After being made aware of the cakes by a shocked customer, CRAN denounced the “obscene slave trade caricatures that tap into the tradition of colonial racism” and threatened to lodge a complaint for inciting racial hatred.

“We are in a country where the word equality is part of the constitution, which means it doesn’t allow for racism. Does he think these treats adhere to the values of the French Republic?” said Tin.

“We must fight this kind of racism. I cannot imagine what would be said (rightly) if an African baker decided to represent Jesus Christ or the Virgin Mary in a similar way,” Tin said.

However, when questioned by The Local when the cakes first hit headlines earlier this month, the baker Tannick Tavolaro was defiant.

He told The Local he found the complaint absurd and firmly denies he is racist.

“At first I thought it was a joke then I read the news. It’s absurd and hurtful. These pastries have absolutely no racial connotation at all," he said.

“It’s made of chocolate mousse, which is why it’s black.
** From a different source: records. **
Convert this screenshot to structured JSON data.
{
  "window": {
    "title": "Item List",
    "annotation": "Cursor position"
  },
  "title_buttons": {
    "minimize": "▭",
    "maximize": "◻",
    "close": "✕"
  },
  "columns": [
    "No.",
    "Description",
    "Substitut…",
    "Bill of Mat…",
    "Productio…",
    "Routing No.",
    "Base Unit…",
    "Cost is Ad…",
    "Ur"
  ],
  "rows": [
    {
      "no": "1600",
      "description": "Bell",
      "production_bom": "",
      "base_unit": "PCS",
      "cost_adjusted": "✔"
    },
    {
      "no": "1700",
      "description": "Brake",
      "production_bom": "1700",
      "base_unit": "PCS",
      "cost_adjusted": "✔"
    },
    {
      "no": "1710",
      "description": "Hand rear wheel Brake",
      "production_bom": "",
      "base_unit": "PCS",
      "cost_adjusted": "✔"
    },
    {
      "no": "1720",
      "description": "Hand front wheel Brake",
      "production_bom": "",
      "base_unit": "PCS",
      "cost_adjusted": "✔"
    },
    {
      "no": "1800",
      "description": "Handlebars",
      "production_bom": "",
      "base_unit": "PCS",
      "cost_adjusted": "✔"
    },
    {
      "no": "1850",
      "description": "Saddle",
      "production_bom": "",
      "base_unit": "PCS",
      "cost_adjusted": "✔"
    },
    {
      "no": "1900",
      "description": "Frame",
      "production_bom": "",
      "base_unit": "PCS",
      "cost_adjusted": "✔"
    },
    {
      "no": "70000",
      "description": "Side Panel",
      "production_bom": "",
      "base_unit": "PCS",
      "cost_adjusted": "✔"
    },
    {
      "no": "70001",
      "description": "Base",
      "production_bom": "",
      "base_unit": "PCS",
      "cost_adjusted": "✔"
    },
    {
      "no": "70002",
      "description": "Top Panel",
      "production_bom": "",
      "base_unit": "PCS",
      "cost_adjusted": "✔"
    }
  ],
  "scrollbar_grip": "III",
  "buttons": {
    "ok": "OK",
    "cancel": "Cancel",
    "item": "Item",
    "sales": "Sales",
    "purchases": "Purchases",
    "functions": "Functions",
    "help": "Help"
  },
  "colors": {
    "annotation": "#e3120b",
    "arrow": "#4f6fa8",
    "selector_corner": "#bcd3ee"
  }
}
The characters are little human beings, a man and woman but not a black man and a woman,” said Tavolaro.

“These people who attack me don’t know my story or my career or who I am. It’s just intellectual terrorism and I won’t yield to that kind of terrorism,” he said.

He also said he would continue to make his controversial cakes despite the threats.

“I am not racist. I do not belong to any political party. I just argue for freedom of speech,” he told The Local.

It's not the first time a bakery in France has provoked outrage over its creations.

In September last year a pâtisserie in Auxerre was forced to change the name of its biscuits named "bamboula" and "negro" after complaints from anti-racism groups.

And it's not just in France.

In 2012, Sweden's then culture minister Adelsohn Liljeroth came close to losing her job when she cut into the vagina area of a cake modelled on a black woman's body, which was part of an art project.